Abstract

The age of easy oil is ending, and the industry started drilling in remote unconventional conditions. To help produce safer, faster, and most effective operations, the utilization of artificial intelligence and machine learning (AI/ML) has become essential. Unfortunately, due to the harsh environments of drilling and the data-transmission setup, a significant amount of the real-time data could defect. The quality and effectiveness of AI/ML models are directly related to the quality of the input data; only if the input data are good, the AI/ML-generated analytical and prediction models will be good. Improving the real-time data is therefore critical to the drilling industry. The objective of this paper is to propose an automated approach using eight statistical data-quality improvement algorithms on real-time drilling data. These techniques are Kalman filtering, moving average, kernel regression, median filter, exponential smoothing, lowess, wavelet filtering, and polynomial. A dataset of +150,000 rows is fed into the algorithms, and their customizable parameters are calibrated to achieve the best improvement result.

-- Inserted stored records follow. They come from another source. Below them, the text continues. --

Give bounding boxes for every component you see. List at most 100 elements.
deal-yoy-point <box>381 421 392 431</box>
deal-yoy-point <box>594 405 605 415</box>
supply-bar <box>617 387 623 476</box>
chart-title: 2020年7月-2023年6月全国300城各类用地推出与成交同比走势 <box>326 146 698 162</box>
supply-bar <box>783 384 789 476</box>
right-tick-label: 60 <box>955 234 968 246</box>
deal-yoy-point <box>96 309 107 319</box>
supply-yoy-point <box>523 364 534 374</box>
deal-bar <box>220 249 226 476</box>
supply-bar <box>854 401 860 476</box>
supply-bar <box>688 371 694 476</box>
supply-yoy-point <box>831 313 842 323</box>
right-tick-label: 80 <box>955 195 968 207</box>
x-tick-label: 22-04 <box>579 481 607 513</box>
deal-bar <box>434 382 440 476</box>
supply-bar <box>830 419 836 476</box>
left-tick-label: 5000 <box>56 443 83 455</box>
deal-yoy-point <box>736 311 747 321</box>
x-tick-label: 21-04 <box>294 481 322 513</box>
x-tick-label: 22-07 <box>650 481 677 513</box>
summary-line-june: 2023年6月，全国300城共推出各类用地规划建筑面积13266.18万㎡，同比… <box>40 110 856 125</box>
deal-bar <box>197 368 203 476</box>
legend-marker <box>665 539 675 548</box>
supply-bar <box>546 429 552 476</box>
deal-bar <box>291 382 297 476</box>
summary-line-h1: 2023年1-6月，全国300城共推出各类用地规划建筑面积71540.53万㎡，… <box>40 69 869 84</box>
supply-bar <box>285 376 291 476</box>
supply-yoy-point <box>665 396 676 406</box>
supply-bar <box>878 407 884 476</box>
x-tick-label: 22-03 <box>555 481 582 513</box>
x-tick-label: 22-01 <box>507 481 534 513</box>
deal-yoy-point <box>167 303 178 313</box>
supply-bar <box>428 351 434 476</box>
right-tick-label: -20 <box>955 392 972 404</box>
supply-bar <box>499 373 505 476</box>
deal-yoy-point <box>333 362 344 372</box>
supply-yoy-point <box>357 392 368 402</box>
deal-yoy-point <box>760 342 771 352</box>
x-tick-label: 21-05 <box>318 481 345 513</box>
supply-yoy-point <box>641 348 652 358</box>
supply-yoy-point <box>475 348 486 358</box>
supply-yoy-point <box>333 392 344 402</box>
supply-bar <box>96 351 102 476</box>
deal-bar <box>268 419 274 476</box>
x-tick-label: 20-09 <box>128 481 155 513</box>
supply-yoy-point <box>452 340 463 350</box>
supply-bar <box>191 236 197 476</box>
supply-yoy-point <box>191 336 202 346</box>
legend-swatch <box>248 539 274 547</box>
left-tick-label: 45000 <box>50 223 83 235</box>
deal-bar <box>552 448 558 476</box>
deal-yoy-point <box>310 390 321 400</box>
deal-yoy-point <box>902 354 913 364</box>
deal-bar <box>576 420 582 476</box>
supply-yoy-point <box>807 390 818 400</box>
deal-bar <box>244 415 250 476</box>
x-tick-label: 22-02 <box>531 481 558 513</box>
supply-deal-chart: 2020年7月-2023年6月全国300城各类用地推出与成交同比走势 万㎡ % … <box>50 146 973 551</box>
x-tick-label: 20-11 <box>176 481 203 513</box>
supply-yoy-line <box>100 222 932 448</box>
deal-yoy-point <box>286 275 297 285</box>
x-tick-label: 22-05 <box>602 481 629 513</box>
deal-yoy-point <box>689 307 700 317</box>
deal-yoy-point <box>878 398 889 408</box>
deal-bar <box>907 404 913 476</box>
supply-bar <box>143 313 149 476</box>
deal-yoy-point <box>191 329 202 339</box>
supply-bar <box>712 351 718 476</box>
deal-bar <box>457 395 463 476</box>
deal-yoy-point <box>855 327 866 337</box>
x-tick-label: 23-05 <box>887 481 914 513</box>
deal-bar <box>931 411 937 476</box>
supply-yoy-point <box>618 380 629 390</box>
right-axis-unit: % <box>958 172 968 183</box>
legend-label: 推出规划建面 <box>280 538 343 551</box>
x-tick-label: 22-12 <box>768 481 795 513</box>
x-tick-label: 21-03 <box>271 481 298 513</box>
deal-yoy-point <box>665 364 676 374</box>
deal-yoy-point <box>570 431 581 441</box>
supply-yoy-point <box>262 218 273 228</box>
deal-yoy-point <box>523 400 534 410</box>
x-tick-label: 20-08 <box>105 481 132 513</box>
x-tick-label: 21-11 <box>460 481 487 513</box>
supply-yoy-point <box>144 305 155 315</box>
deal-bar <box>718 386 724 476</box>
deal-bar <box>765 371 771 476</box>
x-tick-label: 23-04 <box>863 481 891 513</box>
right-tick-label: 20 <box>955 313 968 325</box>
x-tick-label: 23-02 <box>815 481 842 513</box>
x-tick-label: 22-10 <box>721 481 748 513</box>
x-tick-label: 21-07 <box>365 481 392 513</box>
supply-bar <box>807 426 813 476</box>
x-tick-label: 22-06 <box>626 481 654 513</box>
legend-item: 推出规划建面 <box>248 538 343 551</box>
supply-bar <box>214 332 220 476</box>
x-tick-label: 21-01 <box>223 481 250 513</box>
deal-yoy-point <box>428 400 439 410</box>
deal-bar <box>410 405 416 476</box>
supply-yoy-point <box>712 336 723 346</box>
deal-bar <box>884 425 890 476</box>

An evaluation methodology is developed based on real-time drilling data characteristics to analyze the strengths and weaknesses of each algorithm which were highlighted. Based on the evaluation criteria, the best results were achieved using the exponential smoothing, median filter, and moving average. Exponential smoothing and median filter techniques improved the quality of data by removing most of the invalid data-points; the moving average removed more invalid data-points but trimmed the data range.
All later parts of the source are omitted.